It started when I was about twelve. My grandmother died from lung cancer. She’d been an avid smoker, claiming it calmed her jittery nerves, and that any thing that had led to her meeting my grandfather was a good thing. He had asked her, fifty seven years before, if he could borrow a light. They’d gotten to talking and the rest, she smiled down at me, was history. She hadn’t stopped smoking when he’d gotten lung cancer and died, stating that she was too old to change her ways.
We had been close when she’d been alive. She had taken care of me after school when I was a child, and my mother kept saying things that told me her illness ought to be hitting me hard, but I never really believed she would die. My grandmother had been a hale woman, had climbed up on chairs to reach tall shelves, could always be found out in her garden, mowed her own lawn every week.
And then she was dead, suddenly to my young self. My mother was broken over having lost both of her parents within three years. She cried and cried while my father tried to comfort her. I remember feeling a brief, fleeting sadness. My family kept assuring me that I didn’t have to hide my feelings, that it was okay to be upset, that sadness was a natural feeling. Thus was my first experience with the knowledge that I should feel something that I didn’t.
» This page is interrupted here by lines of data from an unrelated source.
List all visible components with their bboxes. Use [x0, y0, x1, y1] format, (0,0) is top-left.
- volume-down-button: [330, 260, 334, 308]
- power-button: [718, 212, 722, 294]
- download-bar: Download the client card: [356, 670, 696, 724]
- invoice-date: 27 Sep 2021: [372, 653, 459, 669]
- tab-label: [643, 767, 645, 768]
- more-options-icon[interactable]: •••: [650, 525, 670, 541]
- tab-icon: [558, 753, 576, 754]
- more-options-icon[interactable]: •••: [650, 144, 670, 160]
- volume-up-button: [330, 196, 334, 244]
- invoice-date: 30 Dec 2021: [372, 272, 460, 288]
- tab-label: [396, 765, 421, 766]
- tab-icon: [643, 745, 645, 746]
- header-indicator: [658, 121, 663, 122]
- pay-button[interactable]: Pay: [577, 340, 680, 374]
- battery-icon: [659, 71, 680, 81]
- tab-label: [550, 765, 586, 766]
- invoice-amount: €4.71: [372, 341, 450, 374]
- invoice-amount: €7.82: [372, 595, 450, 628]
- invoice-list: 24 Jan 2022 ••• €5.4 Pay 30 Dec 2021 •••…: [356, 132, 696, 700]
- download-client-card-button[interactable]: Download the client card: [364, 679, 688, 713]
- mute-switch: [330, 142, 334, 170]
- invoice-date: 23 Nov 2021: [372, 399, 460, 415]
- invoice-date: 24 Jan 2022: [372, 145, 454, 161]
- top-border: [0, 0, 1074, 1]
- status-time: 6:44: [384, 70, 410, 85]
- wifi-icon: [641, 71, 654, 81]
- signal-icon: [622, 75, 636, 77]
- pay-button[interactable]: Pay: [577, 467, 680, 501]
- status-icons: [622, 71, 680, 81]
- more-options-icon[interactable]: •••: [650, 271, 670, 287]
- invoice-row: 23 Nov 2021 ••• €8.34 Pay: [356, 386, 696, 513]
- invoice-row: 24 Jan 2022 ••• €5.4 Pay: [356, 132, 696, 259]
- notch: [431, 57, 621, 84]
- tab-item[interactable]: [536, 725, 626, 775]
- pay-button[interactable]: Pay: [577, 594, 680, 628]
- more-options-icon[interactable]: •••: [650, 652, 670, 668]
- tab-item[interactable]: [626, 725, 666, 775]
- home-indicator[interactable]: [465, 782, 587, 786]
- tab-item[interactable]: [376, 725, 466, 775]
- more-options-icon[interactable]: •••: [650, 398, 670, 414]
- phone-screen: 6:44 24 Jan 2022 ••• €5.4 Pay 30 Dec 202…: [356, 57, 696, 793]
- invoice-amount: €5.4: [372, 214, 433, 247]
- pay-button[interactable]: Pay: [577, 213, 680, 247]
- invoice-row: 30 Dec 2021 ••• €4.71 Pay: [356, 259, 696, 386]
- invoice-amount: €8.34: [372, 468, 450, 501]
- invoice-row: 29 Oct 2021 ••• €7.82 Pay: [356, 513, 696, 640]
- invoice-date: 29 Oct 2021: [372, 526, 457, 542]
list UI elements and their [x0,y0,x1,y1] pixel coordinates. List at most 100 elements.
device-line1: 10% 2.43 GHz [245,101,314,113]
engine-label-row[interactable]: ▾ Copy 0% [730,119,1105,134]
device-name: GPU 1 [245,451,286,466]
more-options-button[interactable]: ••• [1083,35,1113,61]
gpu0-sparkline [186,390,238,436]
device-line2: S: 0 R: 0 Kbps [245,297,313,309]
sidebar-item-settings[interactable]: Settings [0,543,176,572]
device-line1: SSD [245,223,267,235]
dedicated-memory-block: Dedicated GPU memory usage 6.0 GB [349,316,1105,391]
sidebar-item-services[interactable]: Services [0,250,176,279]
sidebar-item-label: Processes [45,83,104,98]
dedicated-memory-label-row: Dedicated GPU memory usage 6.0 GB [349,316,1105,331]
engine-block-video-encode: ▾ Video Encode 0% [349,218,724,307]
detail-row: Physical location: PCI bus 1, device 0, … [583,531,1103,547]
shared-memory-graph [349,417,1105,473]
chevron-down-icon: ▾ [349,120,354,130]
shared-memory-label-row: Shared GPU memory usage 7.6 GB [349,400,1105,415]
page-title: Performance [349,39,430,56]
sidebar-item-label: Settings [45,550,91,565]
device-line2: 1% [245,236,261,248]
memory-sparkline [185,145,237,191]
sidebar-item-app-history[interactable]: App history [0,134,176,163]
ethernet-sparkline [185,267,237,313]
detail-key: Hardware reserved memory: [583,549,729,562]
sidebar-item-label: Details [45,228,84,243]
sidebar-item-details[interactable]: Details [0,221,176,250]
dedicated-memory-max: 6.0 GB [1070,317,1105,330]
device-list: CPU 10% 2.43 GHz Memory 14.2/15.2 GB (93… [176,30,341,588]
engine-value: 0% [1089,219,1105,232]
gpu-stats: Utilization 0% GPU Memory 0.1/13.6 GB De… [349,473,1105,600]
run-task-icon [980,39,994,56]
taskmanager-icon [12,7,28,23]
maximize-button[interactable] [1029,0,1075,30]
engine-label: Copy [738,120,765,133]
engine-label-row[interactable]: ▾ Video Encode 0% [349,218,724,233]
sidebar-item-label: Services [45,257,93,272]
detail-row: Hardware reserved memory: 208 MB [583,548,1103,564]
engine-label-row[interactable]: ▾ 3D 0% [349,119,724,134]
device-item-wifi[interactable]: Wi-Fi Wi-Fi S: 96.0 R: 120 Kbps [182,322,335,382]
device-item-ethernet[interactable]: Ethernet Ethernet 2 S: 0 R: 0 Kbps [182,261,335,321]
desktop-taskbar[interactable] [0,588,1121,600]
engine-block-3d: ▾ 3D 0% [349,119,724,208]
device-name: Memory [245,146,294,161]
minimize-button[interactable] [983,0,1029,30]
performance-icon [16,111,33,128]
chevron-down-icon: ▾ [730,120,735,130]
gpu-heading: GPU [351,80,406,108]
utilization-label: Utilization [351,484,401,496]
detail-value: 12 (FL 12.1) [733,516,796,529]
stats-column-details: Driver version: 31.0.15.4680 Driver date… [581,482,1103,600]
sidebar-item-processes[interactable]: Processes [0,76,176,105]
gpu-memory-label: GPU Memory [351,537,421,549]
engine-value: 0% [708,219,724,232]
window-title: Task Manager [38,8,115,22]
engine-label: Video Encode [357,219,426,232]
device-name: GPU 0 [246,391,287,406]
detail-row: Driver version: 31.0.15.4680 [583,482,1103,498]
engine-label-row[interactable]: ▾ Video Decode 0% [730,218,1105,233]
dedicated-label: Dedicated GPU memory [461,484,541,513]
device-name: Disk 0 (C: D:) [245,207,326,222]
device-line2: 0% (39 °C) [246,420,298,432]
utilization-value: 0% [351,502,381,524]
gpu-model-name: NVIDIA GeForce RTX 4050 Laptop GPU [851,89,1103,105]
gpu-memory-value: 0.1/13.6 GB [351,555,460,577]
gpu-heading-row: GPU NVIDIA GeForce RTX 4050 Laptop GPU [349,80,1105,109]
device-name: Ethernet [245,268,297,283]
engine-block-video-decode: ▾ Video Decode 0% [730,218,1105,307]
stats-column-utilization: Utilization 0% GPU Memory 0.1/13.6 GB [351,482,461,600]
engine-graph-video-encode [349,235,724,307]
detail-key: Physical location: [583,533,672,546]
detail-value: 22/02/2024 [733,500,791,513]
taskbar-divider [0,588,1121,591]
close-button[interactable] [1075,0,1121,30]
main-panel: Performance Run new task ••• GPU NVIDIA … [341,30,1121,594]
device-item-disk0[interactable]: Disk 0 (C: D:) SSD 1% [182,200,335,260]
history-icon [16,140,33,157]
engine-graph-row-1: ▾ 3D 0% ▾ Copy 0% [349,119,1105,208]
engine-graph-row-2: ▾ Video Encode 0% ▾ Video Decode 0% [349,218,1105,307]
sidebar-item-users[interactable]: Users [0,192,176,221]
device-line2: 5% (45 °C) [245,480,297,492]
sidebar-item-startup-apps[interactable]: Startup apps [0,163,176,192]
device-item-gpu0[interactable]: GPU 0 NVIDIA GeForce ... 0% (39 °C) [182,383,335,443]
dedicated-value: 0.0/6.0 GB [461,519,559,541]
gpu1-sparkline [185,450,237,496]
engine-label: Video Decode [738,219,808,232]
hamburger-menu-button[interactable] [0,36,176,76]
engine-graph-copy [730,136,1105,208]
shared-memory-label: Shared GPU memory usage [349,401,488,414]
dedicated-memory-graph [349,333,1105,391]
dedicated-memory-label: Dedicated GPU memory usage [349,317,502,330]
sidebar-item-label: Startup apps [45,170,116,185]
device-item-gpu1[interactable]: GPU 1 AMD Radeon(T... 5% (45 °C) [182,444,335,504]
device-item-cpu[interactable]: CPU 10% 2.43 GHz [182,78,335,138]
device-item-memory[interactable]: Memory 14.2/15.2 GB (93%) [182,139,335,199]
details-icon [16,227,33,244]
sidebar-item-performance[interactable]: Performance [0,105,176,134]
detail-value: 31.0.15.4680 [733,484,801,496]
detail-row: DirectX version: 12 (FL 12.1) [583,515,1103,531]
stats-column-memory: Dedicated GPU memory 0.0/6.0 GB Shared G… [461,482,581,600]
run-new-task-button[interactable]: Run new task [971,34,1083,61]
It progressed like that, continued like that, for the next few years. By the time I was sixteen I had forgotten what it meant to feel happy, had been told by my first serious boyfriend that I was cold. I didn’t feel even remotely upset when he’d dumped me, though I felt a rankling irritation at all the mutterings and speculations over why I had been so abandoned. That was most of what I’d felt at those times: irritation.
At sixteen, I understood that I was considerably more intelligent than my classmates. My homework every night was a work of moments; the next day, I would listen to the droning complaints of those whom had taken hours to complete the assignments. Rather than focus on my courses, I pursued my own interests during the school day, but managed to get a perfect score on every test and essay. My parents and teachers and guidance counselor held conference after conference: ought they move me up a grade? My academics were absurdly high, on one hand, but on the other, I already didn’t seem to get along well with my classmates. But then perhaps I’d get along better with older students. I did seem rather advanced, after all.
Eventually they moved me in such a way that I graduated half a semester early, and alone. For all their efforts to ensure I’d finally make friends, they alienated me further. I entered college at the winter term and graduated in two and a half years. With no desire to have friends and no real plan for extracurricular activity, I was able to easily handle more classes than anyone else. At eighteen I used the same skills I would later require for my stint with five year old children to convince my advisor to let me take on more and more credits. At that point of my life, I still assumed I would learn how to feel again. And so I explored a realm of physical pain to see if that helped and made the most of my emotionless time. It could only be a phase, I rationalized. No human could go forever without feeling
things.
When I was nineteen, I had gleaned the knowledge that I was considered by many to be quite pretty, when I put myself together nicely. My roommate was intimidated by me. And there was a boy, who lived down the hall, who thought I was beautiful. He told me on several occasions that I was the most interesting girl he knew, that my obscene course load was impressive instead of freaky, and that he admired how I devoured books by the handful. He was well-read, intelligent, three years in my senior. By that point in my life, I was learning how to manipulate people.
He had short brown hair, and he was an economics major. He wanted to be an analyst, and he wrote songs on the weekends. I lost my virginity to him: it was then that I forgave pain for pleasure and became a chaser of adrenaline. He told me that he never minded that I never laughed; he said that it allotted me an air of mystery, a sense of intrigue. We were together all through college and all through my stint at grad school, and then he had to move to New York to get a job. He asked me to come with him. I considered the daunting task of packing up all my stuff, decided it would be boring, and then let him go alone.
I was twenty two. I had told him I loved him for years but never felt it. I never cried over him; I never felt the inclination to cry over him. From that point on, I lived alone. I was not by any stretch of the imagination celibate, having not yet lost the appeal things that felt physically good. But I remained staunchly single and I read hundreds, thousands of books. And, due to my past relationship with a rather intelligent (though not as smart as I was) economic analyst, I played the boring stock market well enough that I only had to work if I wanted to. I usually worked, to try and battle off the boredom. It never worked for more than scant moments.
Eventually even sex got boring. At that point in my life, between where I got tired of getting drunk or getting high and having promiscuous sex all night long and working and reading all day long and never being able to sleep and when I started working with children, I spent plenty of time trying to decide how to employ my considerable brainpower. I learned and mastered language after language, but that all became the same after a while. I worked my body to the point of exhaustion, but that did nothing to excite my mind. I had photographic memory and so I couldn’t re-read books. I had started driving father and father to find libraries with bigger selections.
Living on the right side of the law, no matter how much was considered traditionally immorally, was no longer exciting. I was bored and bored and bored.